My husband and I went to an open house at a private middle school nearby. Not only were things on the board spelled wrong, but as they presented addition material the teachers would add things to the board, also misspelled. At first we were just trying not to laugh out loud, but then we just couldn’t wait to get out of there. Let’s just say that they never received an application from our daughter…
The article referenced is worth reading. The appalling spelling of educators…
btw- I wish CC had spell check instead of just pointing out misspellings.
My son is a gifted speller (also otherwise gifted, being able to spell words is not as useful as being able to use them) whose grade 1-3 (combined class) teacher once told me she would ask him for correct spellings sometimes! She had to go beyond the normal spelling lists for him- we went through the 8th grade then the HS lists of (100? 200?) commonly misspelled words. Kudos to a teacher who could adapt to a gifted kid (we chose her and he had her for two years, at first she couldn’t understand how he could be bored and we let him be tested for ADD). Teachers are only human and prone to the same problems of those of us who chose other professions. They have a skill set most of us don’t- the ability to keep the interest of and expand the skills of the wide ability range of the young. I couldn’t handle that job. I suppose some have the irritating cutesy habit of ! and circles instead of dots above the letter i- in some ways they need to think like children instead of being serious adults.
I’m sure this idea has been mentioned before, but texting probably has something to do with the decline. it especially affects punctuation and grammar.
I actually read a book, Txtng: The Gr8 Db8, by a linguist who analyzed that theory. In summary, his findings were (from the Wiki article):
I was in 5th grade long before texting 
Also, as someone who works with historical documents, I have to second that abbreviations are absolutely nothing new.
At least we don’t use abbreviations for names now 
“Typically, less than 10% of the words are abbreviated in text messages.”

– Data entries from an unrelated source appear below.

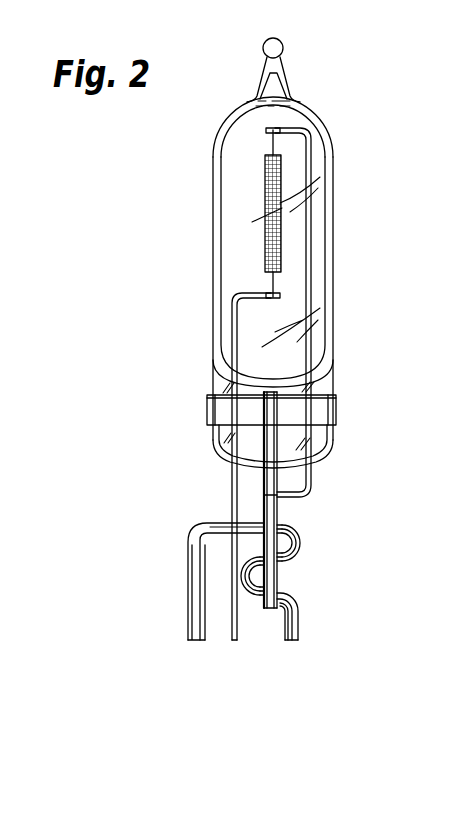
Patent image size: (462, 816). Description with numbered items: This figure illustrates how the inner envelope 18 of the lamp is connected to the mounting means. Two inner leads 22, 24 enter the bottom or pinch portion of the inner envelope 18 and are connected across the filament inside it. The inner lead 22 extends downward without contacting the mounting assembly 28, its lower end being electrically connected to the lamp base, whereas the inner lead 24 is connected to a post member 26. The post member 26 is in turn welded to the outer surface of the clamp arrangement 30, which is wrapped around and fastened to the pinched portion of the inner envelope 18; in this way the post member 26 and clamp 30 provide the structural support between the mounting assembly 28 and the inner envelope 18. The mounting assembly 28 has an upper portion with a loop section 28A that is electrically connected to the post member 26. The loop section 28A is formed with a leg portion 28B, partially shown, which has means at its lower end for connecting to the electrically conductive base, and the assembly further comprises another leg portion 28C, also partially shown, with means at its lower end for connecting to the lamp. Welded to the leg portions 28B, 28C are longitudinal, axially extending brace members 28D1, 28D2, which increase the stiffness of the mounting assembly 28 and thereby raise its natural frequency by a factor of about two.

The inner envelope 18 is at (335, 228).
The clamp arrangement 30 is at (326, 410).
The inner lead 22 is at (232, 477).
The inner lead 24 is at (307, 475).
The post member 26 is at (250, 513).
The mounting assembly 28 is at (322, 578).
The loop section 28A is at (300, 533).
The leg portion 28B is at (300, 626).
The leg portion 28C is at (188, 572).
The brace member 28D1 is at (280, 641).
The brace member 28D2 is at (210, 631).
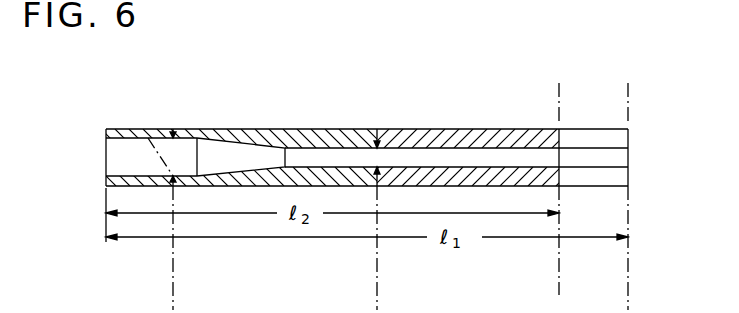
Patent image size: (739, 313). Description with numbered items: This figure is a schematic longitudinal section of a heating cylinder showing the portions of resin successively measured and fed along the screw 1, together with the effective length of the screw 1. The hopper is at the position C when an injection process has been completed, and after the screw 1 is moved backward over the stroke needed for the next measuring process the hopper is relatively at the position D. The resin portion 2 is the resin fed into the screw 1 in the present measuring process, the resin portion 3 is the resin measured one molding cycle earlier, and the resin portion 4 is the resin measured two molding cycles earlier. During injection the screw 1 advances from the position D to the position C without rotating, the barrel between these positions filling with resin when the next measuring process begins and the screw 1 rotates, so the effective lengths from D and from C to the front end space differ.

The screw 1 is at (183, 148).
The portion of the resin fed in the present measuring process 2 is at (456, 129).
The portion of the resin in the measuring process before one molding cycle 3 is at (291, 129).
The portion of the resin in the measuring process before two molding cycles 4 is at (148, 129).
The position D is at (560, 102).
The position C is at (628, 102).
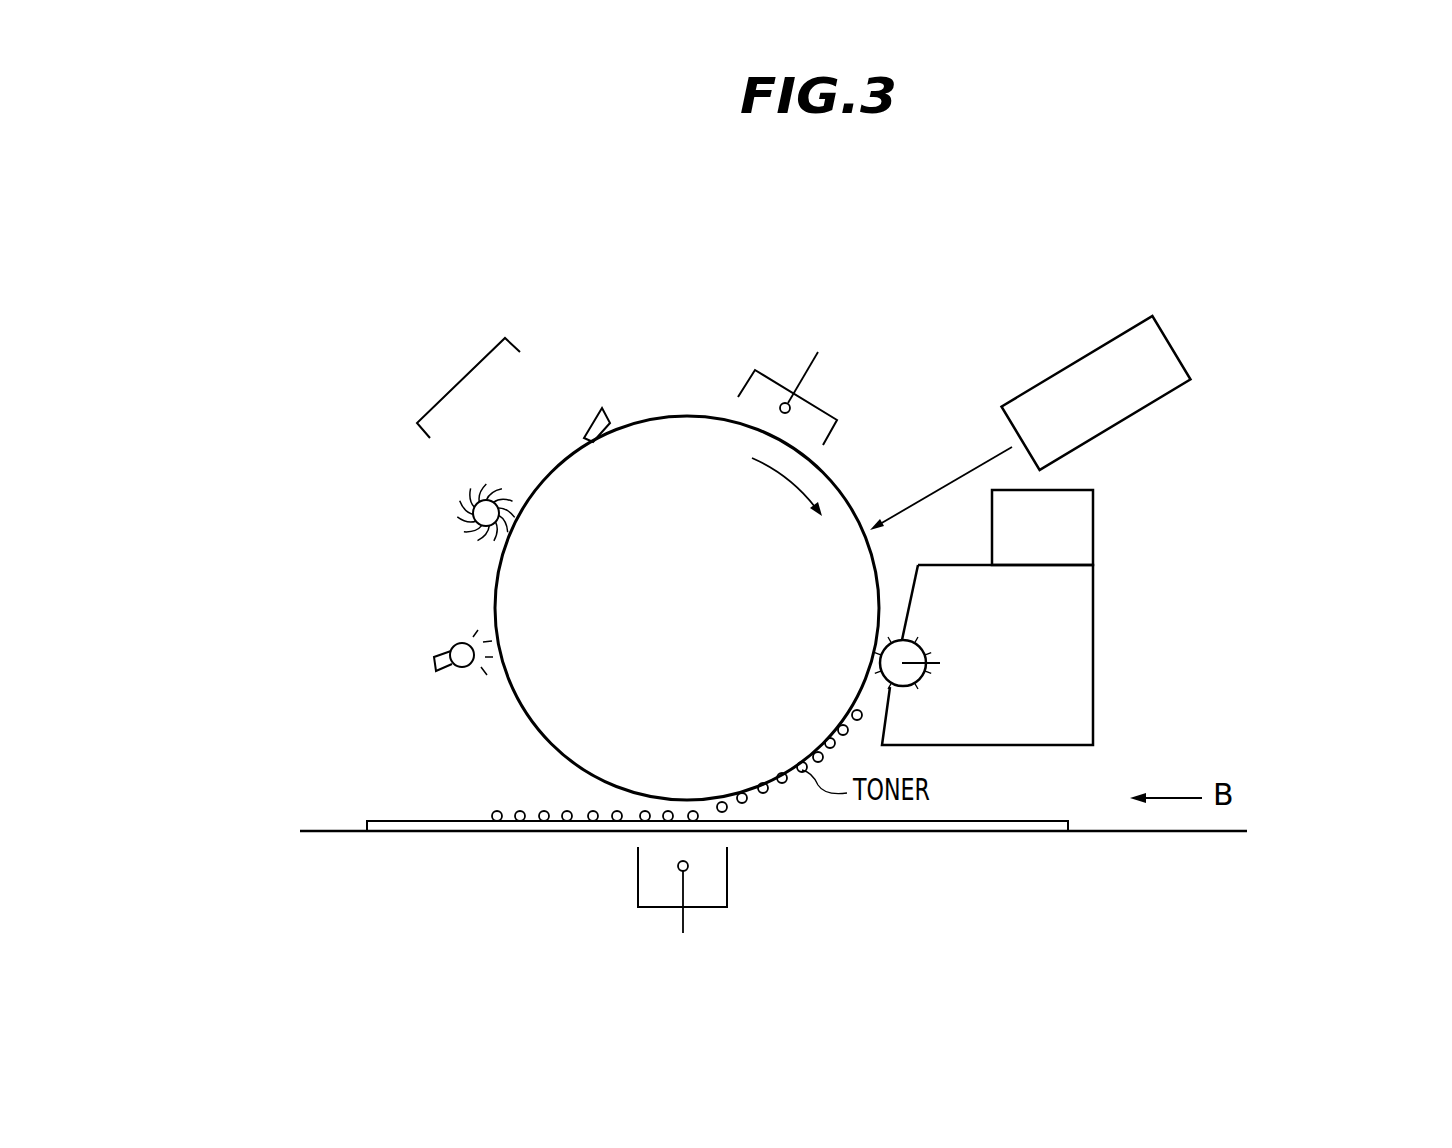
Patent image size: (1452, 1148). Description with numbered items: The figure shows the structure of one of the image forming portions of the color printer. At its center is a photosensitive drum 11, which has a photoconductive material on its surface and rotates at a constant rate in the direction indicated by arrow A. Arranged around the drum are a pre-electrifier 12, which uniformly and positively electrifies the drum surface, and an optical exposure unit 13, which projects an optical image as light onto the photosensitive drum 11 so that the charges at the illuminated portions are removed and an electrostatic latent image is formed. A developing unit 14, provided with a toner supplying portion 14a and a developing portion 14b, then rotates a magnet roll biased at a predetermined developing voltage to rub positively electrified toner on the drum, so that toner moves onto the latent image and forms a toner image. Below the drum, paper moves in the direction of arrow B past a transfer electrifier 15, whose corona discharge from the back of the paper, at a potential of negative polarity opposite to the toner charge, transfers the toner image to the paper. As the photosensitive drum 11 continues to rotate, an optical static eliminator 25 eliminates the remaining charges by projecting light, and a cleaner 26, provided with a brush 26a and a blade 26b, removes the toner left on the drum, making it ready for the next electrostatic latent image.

The photosensitive drum 11 is at (685, 415).
The pre-electrifier 12 is at (768, 378).
The optical exposure unit 13 is at (1100, 347).
The developing unit 14 is at (1147, 622).
The toner supplying portion 14a is at (1095, 533).
The developing portion 14b is at (1083, 688).
The transfer electrifier 15 is at (725, 867).
The optical static eliminator 25 is at (432, 663).
The cleaner 26 is at (447, 390).
The brush 26a is at (463, 503).
The blade 26b is at (587, 425).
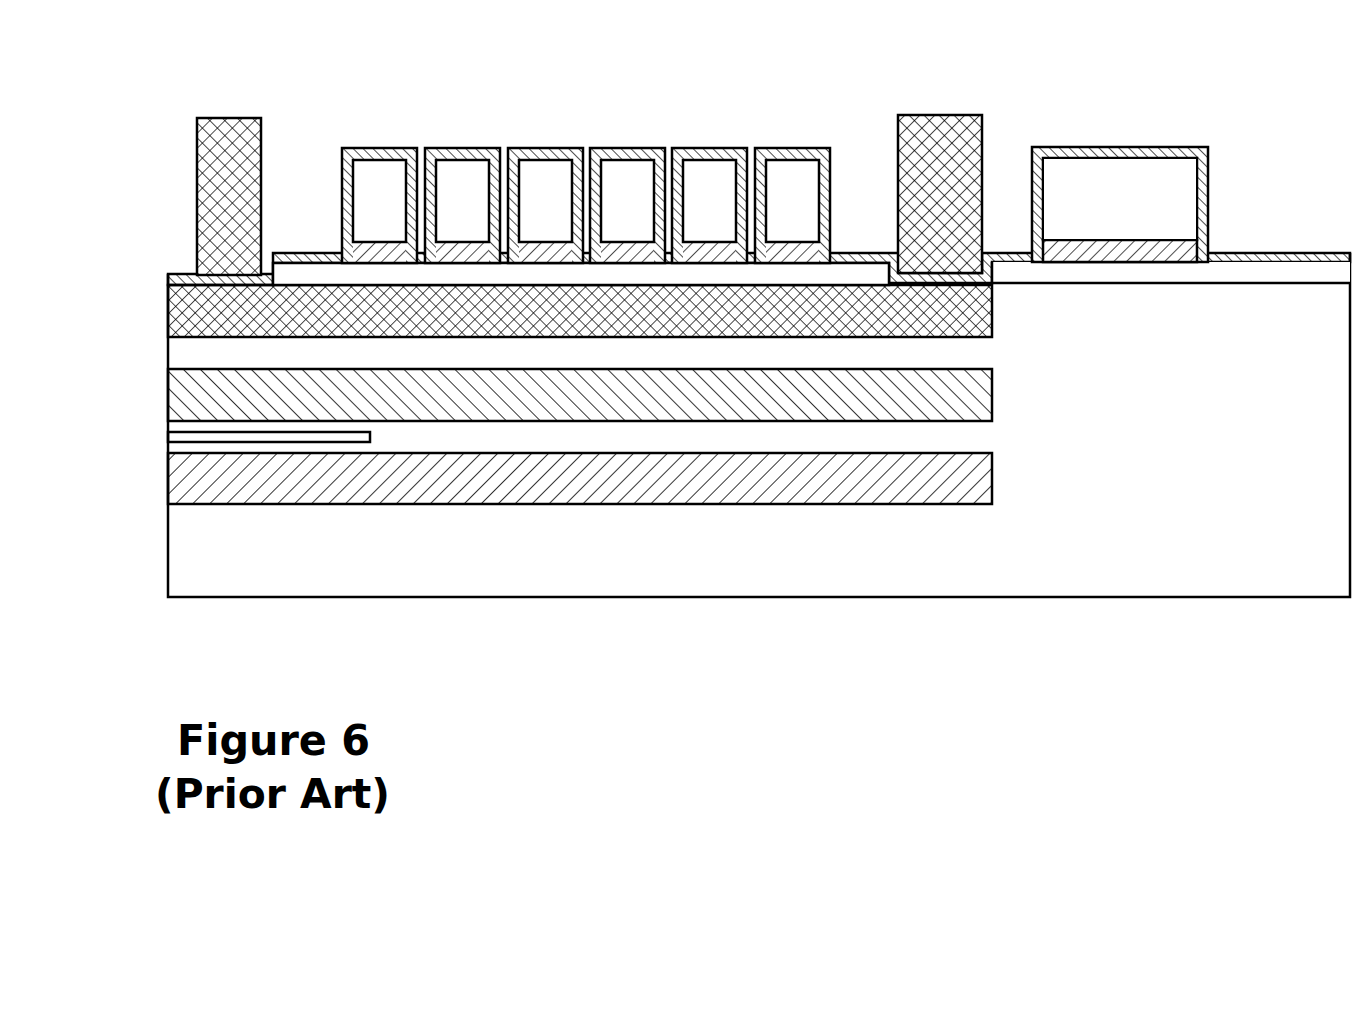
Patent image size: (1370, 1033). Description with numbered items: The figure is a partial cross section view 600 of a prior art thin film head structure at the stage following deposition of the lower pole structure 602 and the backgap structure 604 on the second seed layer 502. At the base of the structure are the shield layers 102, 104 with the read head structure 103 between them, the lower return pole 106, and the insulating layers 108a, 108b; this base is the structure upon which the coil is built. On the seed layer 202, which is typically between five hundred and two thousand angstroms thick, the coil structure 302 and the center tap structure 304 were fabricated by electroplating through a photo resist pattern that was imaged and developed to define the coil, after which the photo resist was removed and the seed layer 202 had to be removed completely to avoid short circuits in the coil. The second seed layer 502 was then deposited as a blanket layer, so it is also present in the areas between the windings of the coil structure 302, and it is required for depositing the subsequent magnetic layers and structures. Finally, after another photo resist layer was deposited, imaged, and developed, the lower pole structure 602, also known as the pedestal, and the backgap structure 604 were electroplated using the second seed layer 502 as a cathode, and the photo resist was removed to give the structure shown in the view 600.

I’d be more impressed if his study showed “fewer than 10% of the words,” not less than. If one is going to criticize…
That was quoted from Wikipedia article about the book, not taken from it directly.
Does anyone ever get tired of being grammatically correct and using correct spellings? Someday I’m going to just be lazy… CC is not your classroom to be graded paper- although things are evaluated in the court of public opinion here. Perfectionistic habits take a long time to overcome. What freedom to not conform.